Divorce is a difficult experience for everyone involved, but it can be especially traumatic for any children involved. They may experience a variety of emotions such as anger, worry, guilt and sadness. Sometimes they can find it hard to recognise and express those feelings.
Children need to express their feelings in order to deal with them in a healthy way. However, younger children in particular may not have the verbal skills to talk their problems through and older children might not know where to start. It can really help to find alternative ways for your children to communicate their feelings with you.
Here are a few suggestions you might like to try:
- Create a family scrapbook
Making a family scrapbook can help children piece together who and what is important in their lives. Include pictures of, for example, their new room, new home and new family life. You could even make a scrapbook for ‘life with mum and dad separately’.
- Draw pictures
Younger children often find pictures an easier way to communicate than written or spoken words. Children’s books are full of pictures and they may have experience of drawing and painting through school or nursery.
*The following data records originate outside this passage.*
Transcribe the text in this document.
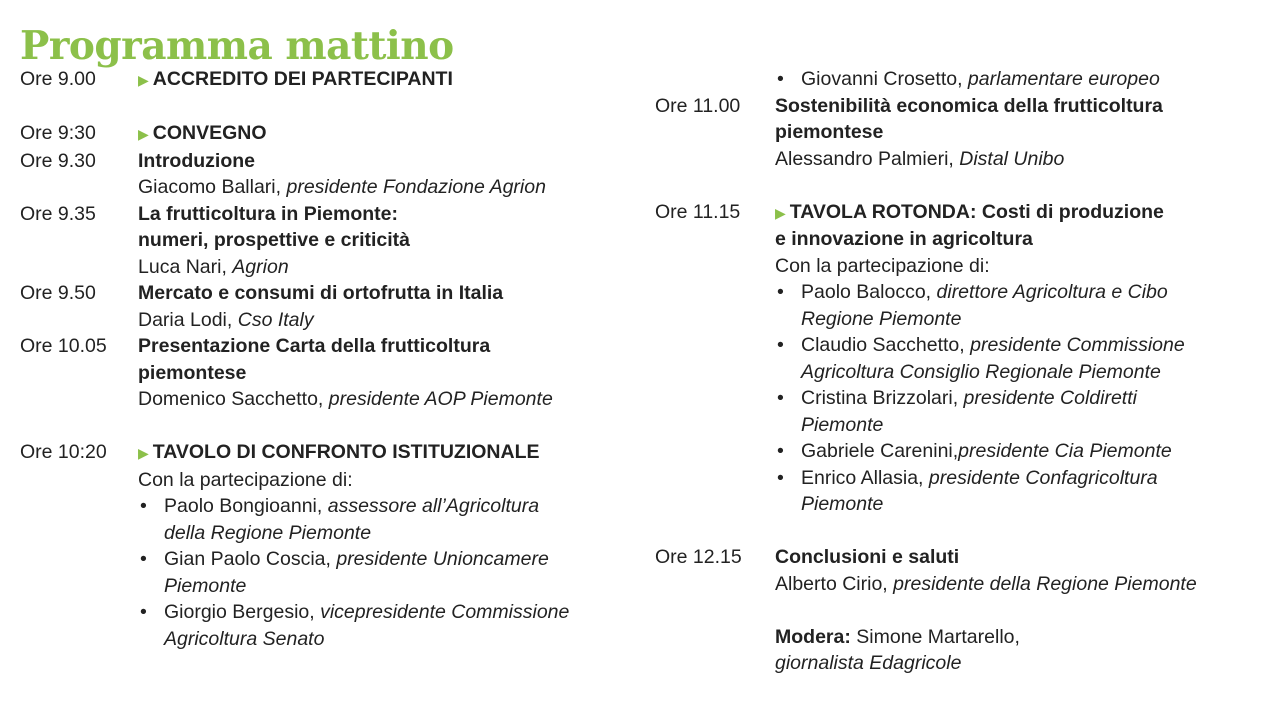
Programma mattino
Ore 9.00	▶ ACCREDITO DEI PARTECIPANTI
Ore 9:30	▶ CONVEGNO
Ore 9.30	Introduzione
Giacomo Ballari, presidente Fondazione Agrion
Ore 9.35	La frutticoltura in Piemonte:
numeri, prospettive e criticità
Luca Nari, Agrion
Ore 9.50	Mercato e consumi di ortofrutta in Italia
Daria Lodi, Cso Italy
Ore 10.05	Presentazione Carta della frutticoltura
piemontese
Domenico Sacchetto, presidente AOP Piemonte
Ore 10:20	▶ TAVOLO DI CONFRONTO ISTITUZIONALE
Con la partecipazione di:
• Paolo Bongioanni, assessore all’Agricoltura
della Regione Piemonte
• Gian Paolo Coscia, presidente Unioncamere
Piemonte
• Giorgio Bergesio, vicepresidente Commissione
Agricoltura Senato
• Giovanni Crosetto, parlamentare europeo
Ore 11.00	Sostenibilità economica della frutticoltura
piemontese
Alessandro Palmieri, Distal Unibo
Ore 11.15	▶ TAVOLA ROTONDA: Costi di produzione
e innovazione in agricoltura
Con la partecipazione di:
• Paolo Balocco, direttore Agricoltura e Cibo
Regione Piemonte
• Claudio Sacchetto, presidente Commissione
Agricoltura Consiglio Regionale Piemonte
• Cristina Brizzolari, presidente Coldiretti
Piemonte
• Gabriele Carenini,presidente Cia Piemonte
• Enrico Allasia, presidente Confagricoltura
Piemonte
Ore 12.15	Conclusioni e saluti
Alberto Cirio, presidente della Regione Piemonte
Modera: Simone Martarello,
giornalista Edagricole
You could sit down together and suggest that they:
- draw a picture of each member of the family;
- draw a picture of what their new family might look like
- draw a picture of how they are feeling
- draw what they think about when they hear the word ‘divorce’.
Encourage your children to draw anything they like and don’t get concerned about the artistic quality of what comes out. It may be that younger children just want to scribble furiously with a crayon. This might release feelings of frustration for them.
- Make a comic
Older children might enjoy making a comic together with you. You could help them to draw the family and make up a story together based on what is happening in your lives. Keep it simple and encourage them to let their ideas flow.
- Role play
Children learn and express themselves through play. While adults may be used to talking about their feelings, children may only be able to truly feel comfortable in their own world of play. You can tap into this by using role play. Create puppets out of paper bags with faces drawn on or use some of your children’s times to act as characters. Whilst you are playing with your children you might find they feel less pressured and are more willing to talk.
- Write a letter
Older children with more developed writing skills might want to write a letter to either or both of their parents. Encourage them to write all of their feelings down and be completely honest. Reassure them that they don’t have to send the letter and neither do they have to let anyone else see it. Respect their rights to keep the letter confidential.
- Memory box
Cherished memories don’t always fit in an album so why not create a memory box to help your children remember how many wonderful things have happened in their lives? Fill it with things that remind them of who they are, letters from you and your ex partner telling them how much you love them and items that evoke happy memories as well as special events and the people in their lives.
- Make a family tree
Family history is an important part of our lives. By creating a family tree your children will not only discover their life story, but it could also be an effective way of understanding how their lives are changing.
- Use books and cards
Many bookshops offer a range of sensitively written children’s books that deal with the difficult subjects of divorce. Choose the book that looks appealing and easy to understand and read it together. You don’t have to ask questions but talking about fictional characters could be a good way of getting a conversation started. Bookshops and the internet also offer a range of ‘feelings’ cards which can show feelings in a child friendly picture form. These cards are a visual way into your child’s feelings and help them identify and share those feelings.
- Exercise together
Spending time outdoors exercising gives you and your children the opportunity to let off steam and have some fun. Exercise is a great stress buster and can give children a legitimate outlet for feelings of anger and frustration.
Whichever ways you choose to help your children express their feelings, this will help them to feel happier about their new lives and new future.